Inception is the parent company of Aspire Fertility, with sites at 11 locations in Texas, including Houston, San Antonio, Dallas, Austin, and McAllen, as well as one site in Atlanta.

C-Hear Will be Featured at Dallas Startup Week

C-Hear was launched in Dallas in 2015. It delivers a small digital footprint file that contains both image and sound using its Codec platform. This allows visually impaired individuals to “hear” images on the Internet. Within the healthcare industry, it is helping transition into ADA compliance. The company founder and chief executive officer, Adena Harmon, will speak Thursday, April 4, 12-12:45 pm in a panel called “Startups That Change Our Lives” at the Dallas Startup Week event. Other panelists will include ob-gyn Lyndsey M. Harper, Chris Bricker, chief executive officer of MyndVR and Lara Ashmore of the University of Texas at Dallas.

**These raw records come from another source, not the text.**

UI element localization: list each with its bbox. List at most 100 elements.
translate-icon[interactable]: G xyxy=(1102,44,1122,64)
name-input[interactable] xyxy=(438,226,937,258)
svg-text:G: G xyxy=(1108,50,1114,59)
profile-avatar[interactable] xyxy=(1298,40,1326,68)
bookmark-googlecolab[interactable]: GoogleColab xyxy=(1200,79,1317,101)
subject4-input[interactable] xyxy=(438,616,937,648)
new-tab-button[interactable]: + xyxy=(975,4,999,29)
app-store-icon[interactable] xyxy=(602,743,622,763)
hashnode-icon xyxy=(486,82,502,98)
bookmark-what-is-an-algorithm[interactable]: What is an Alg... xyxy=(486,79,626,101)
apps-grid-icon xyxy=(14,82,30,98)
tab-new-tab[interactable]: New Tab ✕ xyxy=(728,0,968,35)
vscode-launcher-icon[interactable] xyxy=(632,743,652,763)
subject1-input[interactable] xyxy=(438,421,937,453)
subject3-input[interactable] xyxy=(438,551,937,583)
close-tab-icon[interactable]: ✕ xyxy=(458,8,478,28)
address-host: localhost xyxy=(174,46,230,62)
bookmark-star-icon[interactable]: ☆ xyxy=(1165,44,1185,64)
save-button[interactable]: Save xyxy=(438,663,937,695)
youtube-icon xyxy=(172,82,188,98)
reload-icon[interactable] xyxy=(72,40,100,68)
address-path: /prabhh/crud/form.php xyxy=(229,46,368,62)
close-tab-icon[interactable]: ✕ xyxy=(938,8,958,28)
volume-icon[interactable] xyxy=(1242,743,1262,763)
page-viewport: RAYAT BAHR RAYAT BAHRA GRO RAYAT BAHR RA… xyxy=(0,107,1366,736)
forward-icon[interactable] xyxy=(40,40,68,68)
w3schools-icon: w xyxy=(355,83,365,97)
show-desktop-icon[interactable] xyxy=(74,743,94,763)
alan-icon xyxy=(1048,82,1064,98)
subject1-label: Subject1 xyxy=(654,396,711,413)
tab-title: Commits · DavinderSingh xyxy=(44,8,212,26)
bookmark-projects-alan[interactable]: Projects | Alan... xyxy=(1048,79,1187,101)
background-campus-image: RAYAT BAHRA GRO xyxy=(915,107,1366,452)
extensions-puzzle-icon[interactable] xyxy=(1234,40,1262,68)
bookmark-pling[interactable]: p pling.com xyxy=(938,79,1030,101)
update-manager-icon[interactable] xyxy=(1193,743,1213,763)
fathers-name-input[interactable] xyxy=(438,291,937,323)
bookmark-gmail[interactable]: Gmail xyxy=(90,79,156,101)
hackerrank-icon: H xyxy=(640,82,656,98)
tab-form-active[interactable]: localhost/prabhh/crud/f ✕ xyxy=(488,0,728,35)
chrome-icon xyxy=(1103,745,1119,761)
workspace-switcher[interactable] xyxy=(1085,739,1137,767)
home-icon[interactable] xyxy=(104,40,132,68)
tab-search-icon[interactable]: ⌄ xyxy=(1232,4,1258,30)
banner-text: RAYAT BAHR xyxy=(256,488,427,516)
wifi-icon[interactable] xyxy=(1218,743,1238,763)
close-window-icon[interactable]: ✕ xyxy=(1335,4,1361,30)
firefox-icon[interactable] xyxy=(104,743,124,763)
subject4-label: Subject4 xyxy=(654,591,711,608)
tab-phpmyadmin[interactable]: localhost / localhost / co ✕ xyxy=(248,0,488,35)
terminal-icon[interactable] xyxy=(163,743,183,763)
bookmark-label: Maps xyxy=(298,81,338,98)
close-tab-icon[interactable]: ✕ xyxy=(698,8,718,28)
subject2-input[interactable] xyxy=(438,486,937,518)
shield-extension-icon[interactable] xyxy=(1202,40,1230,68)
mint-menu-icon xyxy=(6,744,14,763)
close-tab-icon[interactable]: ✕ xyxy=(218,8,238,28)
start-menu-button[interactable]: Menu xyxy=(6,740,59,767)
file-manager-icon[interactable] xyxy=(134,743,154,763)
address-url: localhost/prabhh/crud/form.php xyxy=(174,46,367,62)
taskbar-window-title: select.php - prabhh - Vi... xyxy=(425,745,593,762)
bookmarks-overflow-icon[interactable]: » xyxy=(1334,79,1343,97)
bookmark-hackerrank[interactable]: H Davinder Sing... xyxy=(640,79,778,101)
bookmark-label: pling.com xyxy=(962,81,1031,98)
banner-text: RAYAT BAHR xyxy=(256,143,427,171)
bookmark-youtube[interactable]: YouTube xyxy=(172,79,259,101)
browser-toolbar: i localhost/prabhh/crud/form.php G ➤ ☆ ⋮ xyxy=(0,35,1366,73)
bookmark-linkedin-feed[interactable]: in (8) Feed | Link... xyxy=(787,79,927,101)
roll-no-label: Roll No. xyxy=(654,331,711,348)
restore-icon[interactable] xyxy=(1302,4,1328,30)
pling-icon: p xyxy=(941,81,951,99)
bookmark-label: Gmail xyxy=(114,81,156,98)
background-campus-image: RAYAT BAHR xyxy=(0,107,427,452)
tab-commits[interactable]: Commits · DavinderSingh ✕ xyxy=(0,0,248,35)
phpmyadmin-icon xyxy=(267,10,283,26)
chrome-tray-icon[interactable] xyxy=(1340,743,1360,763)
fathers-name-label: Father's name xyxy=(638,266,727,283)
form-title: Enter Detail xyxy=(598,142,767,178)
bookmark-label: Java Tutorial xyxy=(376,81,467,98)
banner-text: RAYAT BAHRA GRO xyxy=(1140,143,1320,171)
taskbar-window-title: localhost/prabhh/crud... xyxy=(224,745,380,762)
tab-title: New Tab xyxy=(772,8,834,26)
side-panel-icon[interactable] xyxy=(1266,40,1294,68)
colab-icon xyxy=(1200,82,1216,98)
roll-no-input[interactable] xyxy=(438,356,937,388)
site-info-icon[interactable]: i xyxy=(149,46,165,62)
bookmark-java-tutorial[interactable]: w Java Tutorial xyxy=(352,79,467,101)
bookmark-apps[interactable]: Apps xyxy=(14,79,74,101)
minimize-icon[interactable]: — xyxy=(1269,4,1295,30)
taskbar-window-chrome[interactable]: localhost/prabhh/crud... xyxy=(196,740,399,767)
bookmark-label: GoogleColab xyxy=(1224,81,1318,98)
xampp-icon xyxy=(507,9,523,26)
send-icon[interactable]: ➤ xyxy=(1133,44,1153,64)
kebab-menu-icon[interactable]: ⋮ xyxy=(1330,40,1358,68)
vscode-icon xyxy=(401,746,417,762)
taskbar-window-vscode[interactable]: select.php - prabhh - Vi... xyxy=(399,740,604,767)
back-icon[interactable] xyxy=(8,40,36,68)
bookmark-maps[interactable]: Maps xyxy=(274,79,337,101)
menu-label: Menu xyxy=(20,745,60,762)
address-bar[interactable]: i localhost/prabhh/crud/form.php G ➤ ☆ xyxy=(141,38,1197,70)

United Neuroscience to Present Alzheimer’s Vaccine Data

United Neuroscience, which has offices in Dublin, Ireland and Dallas, will present Phase IIa data from its lead product, UB-311, at the 14th International Conference on Alzheimer’s and Parkinson’s Diseases in Lisbon, Portugal, from March 26-31, 2019. UB-311 is a novel UBIth active vaccine targeting the N-terminus of A-beta peptides. It is, essentially, a vaccine for Alzheimer’s. It is designed to induce high B-cell specific responses while avoiding T-cell inflammation. In a Phase I clinical trial, UB-311 vaccination safely increased anti-Abeta antibodies with “a suggestion of cognitive stabilization.”